Undoubtedly, as the Indian firms try to move up the value chain and pitch for consulting projects, competition from IBM Global Services will get more intense. “We are now competing more and more with IGSI and there are instances wherein we have lost contracts to them,” says Gopalakrishnan of Infosys.
MNC’s presence conducive
A close look at the first generation of Indian IT entrepreneurs reveals that most of them, at some point in their career, worked for an MNC. “There is no doubt that the Indian software industry owes a lot to MNC vendors, who not only gave them international exposure, but also cultivated the entrepreneurial spirit in them,” says Chak of Oracle. He further adds that the presence of players like Microsoft and Oracle has helped local players.
Most of the MNCs have a ‘leadership’ program in place, which enhances the entrepreneurial skills of their Indian executives. Microsoft’s India Development Centre is also developing managers who can take on responsibilities at the company’s headquarters in Redmond.
When the MNCs like Microsoft and Oracle started telling the world that their Indian subsidiaries were rolling out new products aimed at the global market, an awareness was created that India was a good place to do business in the field of software, and the ‘India brand’ gained further equity.
As Srini Koppolu, director of Microsoft’s India Development Centre proudly puts it, “Today, the IDC is a self-contained unit with program managers, testing professionals and developers. We usually wait for the charter to come from Redmond for working on any new product or solution. With the kind of expertise we have garnered, we are now even in a position to suggest our own products. Everyone from Bill (Gates) to Steve (Ballmer) is excited about the group.”
Achieving synergy
Although the MNCs account for a mere 15 percent of total software exports from India, the kind of work done by them endorses the fact that high-end research and development can be done right here in India. But it is very unlikely that the likes of Oracle and Microsoft will ever outsource product development to Indian firms.

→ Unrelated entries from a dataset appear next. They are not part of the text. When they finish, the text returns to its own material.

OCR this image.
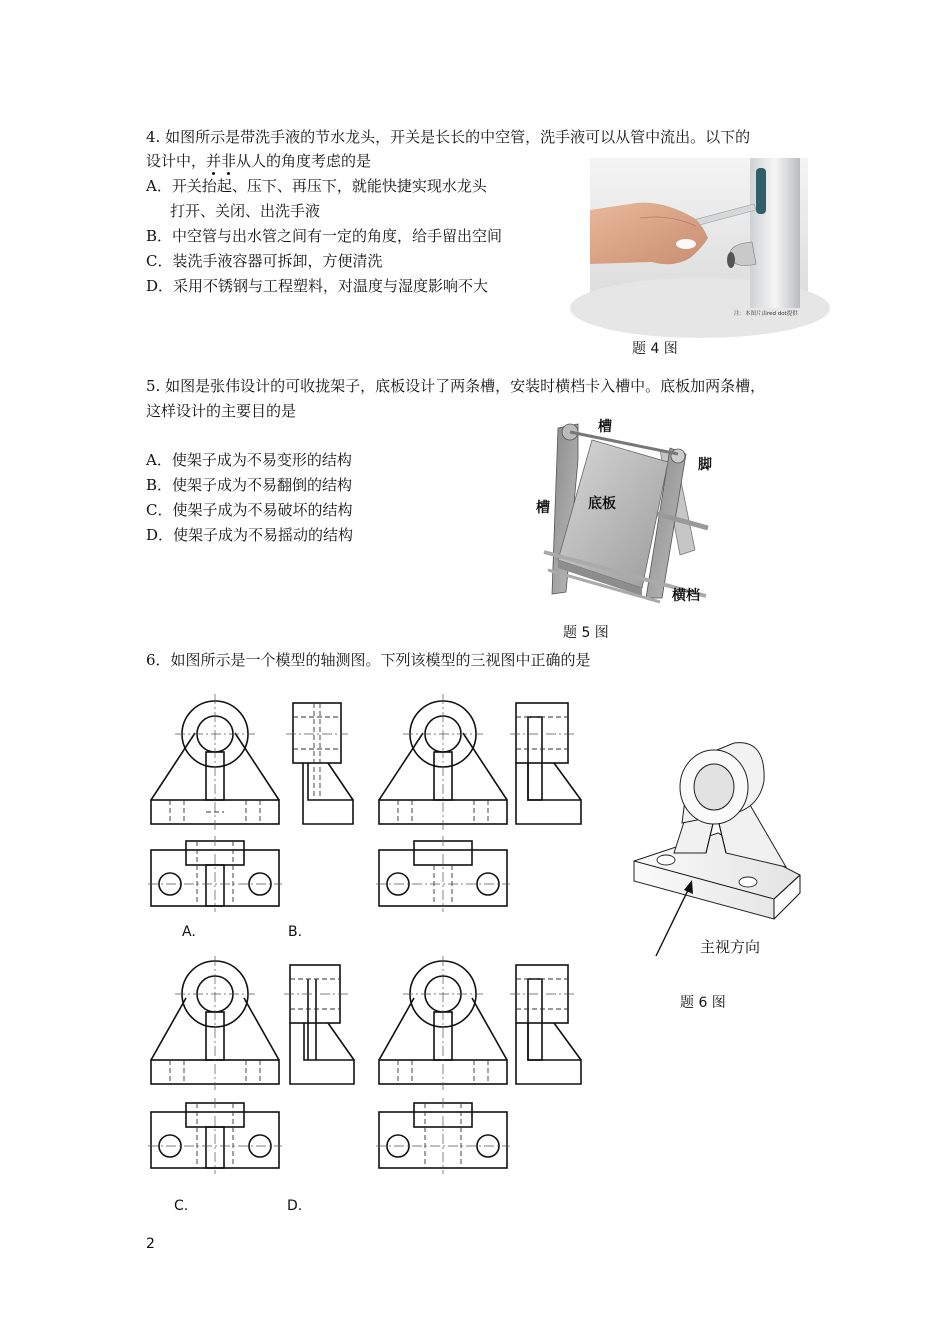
4. 如图所示是带洗手液的节水龙头，开关是长长的中空管，洗手液可以从管中流出。以下的
设计中，并非从人的角度考虑的是
A．开关抬起、压下、再压下，就能快捷实现水龙头
打开、关闭、出洗手液
B．中空管与出水管之间有一定的角度，给手留出空间
C．装洗手液容器可拆卸，方便清洗
D．采用不锈钢与工程塑料，对温度与湿度影响不大
注：本图片由red dot提供
题 4 图
5. 如图是张伟设计的可收拢架子，底板设计了两条槽，安装时横档卡入槽中。底板加两条槽，
这样设计的主要目的是
A．使架子成为不易变形的结构
B．使架子成为不易翻倒的结构
C．使架子成为不易破坏的结构
D．使架子成为不易摇动的结构
槽
脚
槽	底板
横档
题 5 图
6．如图所示是一个模型的轴测图。下列该模型的三视图中正确的是
A.	B.
C.	D.
主视方向
题 6 图
2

If we take a close look, the Indian software industry has two options—it can either take the product route aggressively or the likes of Wipro and Infosys should move up the value chain by offering end-to-end consulting like, for instance, PriceWaterhouse Coopers. It’s high time the ‘big five’ of the Indian software industry steer away from low-billing-rate maintenance projects that are detrimental to the objective of establishing the Indian IT industry at the higher end of the value chain. Software India has to shift to high-value strategic outsourcing or Business Intelligence projects which could result in huge, sustainable revenue streams that could see the industry through to its ambitious revenue projection estimates.
And for a ‘win-win’ relationship to emerge between the MNCs and Indian firms, the latter would have to achieve more strategic proximity with the former. JVs on the lines of Wipro-GE Medical Systems should be pursued more intently, while at the same time continuing with the usual work being outsourced by the MNCs.